Technology is the foundation of differentiation whether you’re a large enterprise or the small startup. If businesses fail to embrace that fact, they run the risk of losing marketshare and ultimately headed for the history books. Providing new services, products, or innovative creativity to improve the experience of existing services all have a foundation in technology and IT can help you deliver that. For IT groups, however, the task is daunting: support a rapidly changing and innovating business, keep up with the latest technologies that bring value, and at the same time provide stable and secure environments for existing assets.
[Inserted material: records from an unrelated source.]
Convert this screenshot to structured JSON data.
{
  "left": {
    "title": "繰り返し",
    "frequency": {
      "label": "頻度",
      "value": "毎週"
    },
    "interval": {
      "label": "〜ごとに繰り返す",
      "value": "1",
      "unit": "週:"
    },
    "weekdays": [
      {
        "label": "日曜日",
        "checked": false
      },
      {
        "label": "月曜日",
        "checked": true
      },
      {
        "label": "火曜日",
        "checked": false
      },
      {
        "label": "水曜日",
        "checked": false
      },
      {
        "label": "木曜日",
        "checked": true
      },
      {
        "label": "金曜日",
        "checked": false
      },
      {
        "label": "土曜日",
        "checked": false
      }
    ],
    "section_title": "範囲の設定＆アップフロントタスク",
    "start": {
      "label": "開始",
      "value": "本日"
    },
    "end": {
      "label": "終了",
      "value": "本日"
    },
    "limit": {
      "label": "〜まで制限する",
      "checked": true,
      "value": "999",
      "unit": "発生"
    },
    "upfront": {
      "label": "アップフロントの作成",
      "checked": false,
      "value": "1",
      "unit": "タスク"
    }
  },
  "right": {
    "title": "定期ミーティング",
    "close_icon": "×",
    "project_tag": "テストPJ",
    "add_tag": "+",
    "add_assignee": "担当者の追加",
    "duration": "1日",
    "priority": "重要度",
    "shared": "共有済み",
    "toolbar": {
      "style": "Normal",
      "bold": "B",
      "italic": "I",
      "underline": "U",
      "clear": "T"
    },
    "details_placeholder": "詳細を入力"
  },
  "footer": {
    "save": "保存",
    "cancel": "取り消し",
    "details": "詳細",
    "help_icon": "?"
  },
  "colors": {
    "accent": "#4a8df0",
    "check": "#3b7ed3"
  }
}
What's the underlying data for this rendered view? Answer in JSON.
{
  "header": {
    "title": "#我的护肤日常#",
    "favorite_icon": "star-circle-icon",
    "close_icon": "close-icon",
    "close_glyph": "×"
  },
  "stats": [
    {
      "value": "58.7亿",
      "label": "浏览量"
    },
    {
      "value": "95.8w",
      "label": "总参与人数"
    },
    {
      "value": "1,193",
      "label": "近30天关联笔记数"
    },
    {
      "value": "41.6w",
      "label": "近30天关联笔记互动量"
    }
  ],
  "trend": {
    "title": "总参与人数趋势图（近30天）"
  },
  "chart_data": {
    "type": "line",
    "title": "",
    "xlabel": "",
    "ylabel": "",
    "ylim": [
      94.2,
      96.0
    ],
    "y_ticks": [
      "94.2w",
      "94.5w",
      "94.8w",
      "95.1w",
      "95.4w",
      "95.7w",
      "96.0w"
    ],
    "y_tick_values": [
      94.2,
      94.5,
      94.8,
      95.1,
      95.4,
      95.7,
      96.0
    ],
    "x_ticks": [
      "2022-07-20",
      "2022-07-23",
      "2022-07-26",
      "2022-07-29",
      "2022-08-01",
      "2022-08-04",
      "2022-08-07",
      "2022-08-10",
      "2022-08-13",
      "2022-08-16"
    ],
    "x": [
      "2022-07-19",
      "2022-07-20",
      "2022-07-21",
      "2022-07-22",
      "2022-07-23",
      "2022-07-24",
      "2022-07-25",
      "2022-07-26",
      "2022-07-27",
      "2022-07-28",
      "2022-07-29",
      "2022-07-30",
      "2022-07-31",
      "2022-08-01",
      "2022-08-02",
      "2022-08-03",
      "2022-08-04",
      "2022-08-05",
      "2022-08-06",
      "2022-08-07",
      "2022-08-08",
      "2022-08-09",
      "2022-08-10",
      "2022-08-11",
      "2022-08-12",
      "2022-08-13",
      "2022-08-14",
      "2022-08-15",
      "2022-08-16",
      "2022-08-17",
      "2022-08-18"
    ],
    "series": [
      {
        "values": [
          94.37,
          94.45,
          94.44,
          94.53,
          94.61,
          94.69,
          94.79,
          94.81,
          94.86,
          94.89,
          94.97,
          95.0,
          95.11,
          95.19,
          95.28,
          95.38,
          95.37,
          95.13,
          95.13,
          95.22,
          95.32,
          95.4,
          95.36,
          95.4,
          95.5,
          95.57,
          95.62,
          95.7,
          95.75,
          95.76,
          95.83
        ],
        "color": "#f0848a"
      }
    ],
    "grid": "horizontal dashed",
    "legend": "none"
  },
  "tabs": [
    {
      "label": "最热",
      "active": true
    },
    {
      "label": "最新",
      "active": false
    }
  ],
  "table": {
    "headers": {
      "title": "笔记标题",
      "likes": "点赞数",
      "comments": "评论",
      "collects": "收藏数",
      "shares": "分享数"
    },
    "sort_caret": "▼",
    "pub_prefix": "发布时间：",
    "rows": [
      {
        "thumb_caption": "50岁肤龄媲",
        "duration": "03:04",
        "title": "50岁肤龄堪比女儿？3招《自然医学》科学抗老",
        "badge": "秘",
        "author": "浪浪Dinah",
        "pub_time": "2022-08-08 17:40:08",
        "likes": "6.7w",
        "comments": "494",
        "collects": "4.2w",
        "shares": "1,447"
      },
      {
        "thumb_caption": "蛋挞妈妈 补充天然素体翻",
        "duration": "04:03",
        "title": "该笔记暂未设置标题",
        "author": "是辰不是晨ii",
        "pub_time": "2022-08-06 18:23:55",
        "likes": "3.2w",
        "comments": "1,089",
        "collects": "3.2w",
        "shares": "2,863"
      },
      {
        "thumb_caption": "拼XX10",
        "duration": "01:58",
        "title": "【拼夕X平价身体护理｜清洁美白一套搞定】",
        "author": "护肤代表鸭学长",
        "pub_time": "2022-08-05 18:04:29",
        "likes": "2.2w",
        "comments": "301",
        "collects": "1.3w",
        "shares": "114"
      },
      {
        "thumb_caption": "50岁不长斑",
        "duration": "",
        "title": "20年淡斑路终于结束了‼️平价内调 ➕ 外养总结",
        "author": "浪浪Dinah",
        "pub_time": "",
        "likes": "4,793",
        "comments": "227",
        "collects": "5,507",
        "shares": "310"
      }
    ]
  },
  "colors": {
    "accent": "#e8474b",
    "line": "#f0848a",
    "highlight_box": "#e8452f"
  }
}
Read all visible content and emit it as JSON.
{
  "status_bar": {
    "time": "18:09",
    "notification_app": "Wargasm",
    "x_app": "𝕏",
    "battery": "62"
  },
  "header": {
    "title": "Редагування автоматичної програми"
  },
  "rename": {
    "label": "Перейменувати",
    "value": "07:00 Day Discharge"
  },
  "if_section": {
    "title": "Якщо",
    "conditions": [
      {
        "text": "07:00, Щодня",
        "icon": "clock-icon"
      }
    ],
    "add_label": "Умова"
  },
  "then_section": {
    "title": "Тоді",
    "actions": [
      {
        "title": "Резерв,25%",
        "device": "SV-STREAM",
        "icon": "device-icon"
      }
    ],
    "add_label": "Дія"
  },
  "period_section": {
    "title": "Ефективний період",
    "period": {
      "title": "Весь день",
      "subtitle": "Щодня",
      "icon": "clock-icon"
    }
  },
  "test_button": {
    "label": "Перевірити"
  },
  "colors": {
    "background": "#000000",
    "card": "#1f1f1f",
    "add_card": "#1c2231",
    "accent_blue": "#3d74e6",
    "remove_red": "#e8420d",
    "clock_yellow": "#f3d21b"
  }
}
We have fancy new technologies that deliver “cloud” services to us with a few clicks and swipe of a credit card. Or we can set up our own private clouds and host on our own infrastructure in our own data centers. We also have programming languages, frameworks, databases, caching solutions, et. al. that claim to help us differentiate. The new technology is great for the startups who build their teams to take advantage of this quick moving technology, prototype daily, and try out new things, but how do big enterprises leverage new technology and methodologies to differentiate themselves without sacrificing existing stability and revenue?
Culture
Large organizations have a reputation for being slow or adverse to change. Those on the outside of large companies believe this might be true because they’re old-fashioned, make a lot of money, and don’t want to take risks. Inside those companies I hear something different. They absolutely want to change; they make a lot of money, but they absolutely want to make a lot more money. So what’s holding them back? When it comes to IT, I believe it’s a cultural and philosophical roadblock. Large organizations that invest in technology have long organized their development and operations teams with the assumption that critical technology resources like servers, networks, storage, middleware and applications are scarce resources. Because of this scarcity, they must take care to properly dole out resources, organize teams according to technology specializations, and instituting heavy processes to coordinate change amongst these divisions. This fosters a culture of “if it ain’t broke don’t fix it” and “playing it safe”, i.e, the feeling that IT cannot (or will not) keep up with the changing business. However, with the popularization of cloud technologies, especially those honed in opensource communities, we can now rethink some of these assumptions and allow teams to achieve more autonomy without worrying as much about trying to share all resources and cross-functional synchronization. For example, a team working on a set of “loyalty services” own their services. If they want very deep control over the infrastructure they run their services on, they can self-provision instances on a public IaaS or an internal IaaS like OpenStack. They can manage the Operating System, networking, storage, and of course their applications. If they don’t need that sort of control, they can relinquish that responsibility and rely more on a PaaS. They can spin up applications in whatever technology stack they prefer and expect the platform to take care of all of the lower-level infrastructure details. They can spin up new instances in whatever cloud platform they wish, prototype their applications, develop continuous integration or continuous delivery practices, and manage the lifecycle of their services up to production. This sort of autonomy employed by companies like Amazon or Netflix is part of a much wider cultural foundation. Cloud solutions can enable and foster this type of culture, however, it’s still to be determined whether large enterprises can adapt.
Enterprise needs
Besides all of the automation, flexibility, and freedom cloud services bring, what about our enterprise services? You have existing tools that you’ve invested quite a bit of money in an attempt to give you business agility and insight; tools like complex event processing/analytic engines, business process management suites, messaging infrastructure, integration buses, monitoring suites, databases, and others. Are those systems you can bring along with you “to the cloud?” Or do you have to rewrite everything? Have you invested in large heavyweight tooling that fits into cloud services like a square peg into a round hole? Or have you vetted your decisions to be able to take advantage of the autonomy that cloud infrastructures can deliver? Not everything in enterprises can be a 12-factor stateless app; choosing architectures and tools appropriate for the desired goals is important, and having cloud infrastructure to support this without prescriptive tradeoffs is key.
OpenSource FTW!
At the end of the day, I believe open source and open communities will be (and currently is) the best place to build out both the cloud solutions and the business middleware that these large companies will leverage. For example, the Docker and Kubernetes projects are both opensource, have contributors from various companies, and are thriving ecosystems on which we can build innovative cloud technologies. Moreover, companies will be leveraging cloud platforms to build out their own applications and innovate for their competitive business landscapes, and having the proper company culture, infrastructure, and middleware will all be factors that determine how successful any cloud initiative will be.